先程俊介専用の着信音が流れるという失敗があったことから、もえもえはマナーモードに切替えていた。
振動音が鞄の中で響いているが一平は気づかない。
食事の間、二人はテレビは点けずに音楽を流した。
一平がつい最近買ったばかりのCDだ。
二人は好みの音楽やアーチストについて語った。
8月にもえもえが行ったライヴのことも話題になった。
食事が終わった頃、時計を見ながら一平が言った。
時計の針は午後9時を指している。
「そろそろ帰らないといけないんじゃないの?」
「ん? うん、大丈夫だよ……」
「もえもえ?」
「なに?」
「オレ、おまえを抱いて、一段と好きになってしまったみたい」
「……」
もえもえは一平の言葉に笑顔でうなずいた。
だけどすぐに言葉にはしなかった。
しばらく間をおいてから甘えるような声でささやいた。
「一平……」
「ん?」
「もう一度抱いて……」
「え? いいの?」
「うん……」
もえもえは静かにうなずく。
くっきりとした大きな瞳が少し潤んでいるようにみえた。
それはもえもえが親しい男性にしか見せない訴えかけるような表情。
女性は一度抱かれると、その男性に対して今まで見せたことのない表情を見せることがある。

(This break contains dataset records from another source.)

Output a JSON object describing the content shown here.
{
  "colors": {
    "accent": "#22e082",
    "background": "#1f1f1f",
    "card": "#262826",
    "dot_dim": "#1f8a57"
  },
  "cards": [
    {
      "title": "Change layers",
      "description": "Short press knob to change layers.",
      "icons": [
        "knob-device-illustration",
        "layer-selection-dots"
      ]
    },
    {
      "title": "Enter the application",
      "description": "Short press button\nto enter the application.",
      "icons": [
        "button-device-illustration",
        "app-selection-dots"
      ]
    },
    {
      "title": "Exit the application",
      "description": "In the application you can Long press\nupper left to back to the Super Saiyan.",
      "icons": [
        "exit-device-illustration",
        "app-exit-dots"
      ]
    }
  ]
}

もちろんそれは作ったものではなくあくまで無意識のうちに。
俊介と最後に会って以降閉ざされていた悦楽の扉。
その扉は今夜俊介とは異なる男性に開かれてしまった。
悦楽の扉は一度開いてしまうと、すぐには閉じたくなくなってしまう。
もえもえが真の女の歓びを知っている女性であるがゆえに。
心と身体を満たしてくれる男性がそばにいるならば、それに縋りつくというのも一つの考え方だろう。
一平に恋はしているが、まだ愛してはいない。
しかし女性は一度抱かれてしまうと、その男性から愛していると錯覚してしまうことがある。
好きであればそれでいいではないか。
恋をしたなら抱かれてもいいじゃないか、例え彼氏がいたとしても。
愛なんて言うものはどうせ後から着いて来るものだから。
それがもえもえの培って来た彼女なりの倫理哲学であった。
二人はすでにかなりの汗をかいていたが、時間を惜しむようにシャワーも浴びないまま第2ラウンドへと突入した。
二人が愛し合っている最中にも、鞄の中の携帯が頻繁に振動し何件もの着信記録を残していた。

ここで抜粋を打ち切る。